00:17:32.900Nurses are told to view care through an anti-racist lens and that they must reflect on their power and privilege in a nod to CRT so that they can dismantle systemic racism and that the only way of doing that is becoming an anti-racist.
00:17:46.840But we know that in practice, it means that neutrality itself is a form of complicity, that rejecting the epistemologies underpinning social justice ideology is in and of itself evidence of isms and phobias, that silence is violence.
00:18:04.500The only remedy to racist discrimination is anti-racist discrimination.
00:18:09.420The only remedy to past discrimination is present discrimination.
00:18:13.540The only remedy to present discrimination is future discrimination.
00:18:17.640Now, that is your anti-racist hero, Ibram X. Kendi.
00:18:20.900So it tells you everything that you need to know.
00:18:23.320My friends, this is what the Canadian Nurses Code is implying without overtly saying it.
00:18:28.080While the USA has realized their folly and making attempts to move away from racism disguised as anti-racism, Canada plows ahead, unencumbered.
00:18:38.620Let's talk about misinformation and disinformation.
00:18:41.360These words should make the hairs on the backs of all nurses stand on end because what do they mean by misinformation and disinformation?
00:19:18.740During the pandemic, Dr. Charles Hoff, a physician in British Columbia, raised early concerns about vaccine side effects.

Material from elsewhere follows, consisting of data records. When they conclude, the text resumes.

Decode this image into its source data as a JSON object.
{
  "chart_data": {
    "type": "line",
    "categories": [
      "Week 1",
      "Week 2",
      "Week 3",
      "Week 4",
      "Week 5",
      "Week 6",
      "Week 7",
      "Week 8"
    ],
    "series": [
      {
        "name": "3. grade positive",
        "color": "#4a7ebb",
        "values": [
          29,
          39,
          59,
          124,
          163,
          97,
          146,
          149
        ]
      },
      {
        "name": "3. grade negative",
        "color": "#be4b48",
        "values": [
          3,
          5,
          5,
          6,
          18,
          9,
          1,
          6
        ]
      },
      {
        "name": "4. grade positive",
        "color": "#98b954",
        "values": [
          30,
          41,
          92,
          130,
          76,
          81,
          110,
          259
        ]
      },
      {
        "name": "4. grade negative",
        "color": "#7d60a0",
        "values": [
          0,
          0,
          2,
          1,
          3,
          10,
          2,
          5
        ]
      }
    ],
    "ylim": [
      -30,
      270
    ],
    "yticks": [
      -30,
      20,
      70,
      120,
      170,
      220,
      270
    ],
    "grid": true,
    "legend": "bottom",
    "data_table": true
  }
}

00:19:27.080His license was threatened and his career nearly ended.
00:19:30.420The College of Physicians and Surgeons of British Columbia issued a citation against him in February 2022,
00:19:36.480alleging that he'd made misleading, incorrect and inflammatory statements about vaccinations and treatments relating to public health measures during the COVID-19 pandemic.
00:19:47.200This winter, however, the College of Physicians dropped the professional misconduct case with Dr. Hoff,
00:19:52.660citing that circumstances surrounding the disciplinary action of his case had materially changed and they no longer needed to proceed.
00:20:03.300I guess the Ministry of Truth changed their mind about what constitutes misinformation.
00:20:07.340So ask yourself, what if a nurse publicly questioned the scientific validity of using traditional herbal medicines to treat serious illnesses?
00:20:16.940What if she cited a study or pointed to a lack of empirical support for using said herbal medicines?
00:20:24.420Would she be punished for a racism incident?
00:20:27.460It's just not clear in the code what can and can't happen because the social justice ideology isn't really based on objective standards.
00:20:34.300It's based on a fluid, ever-changing form of ideology that clearly doesn't express any of its limitations.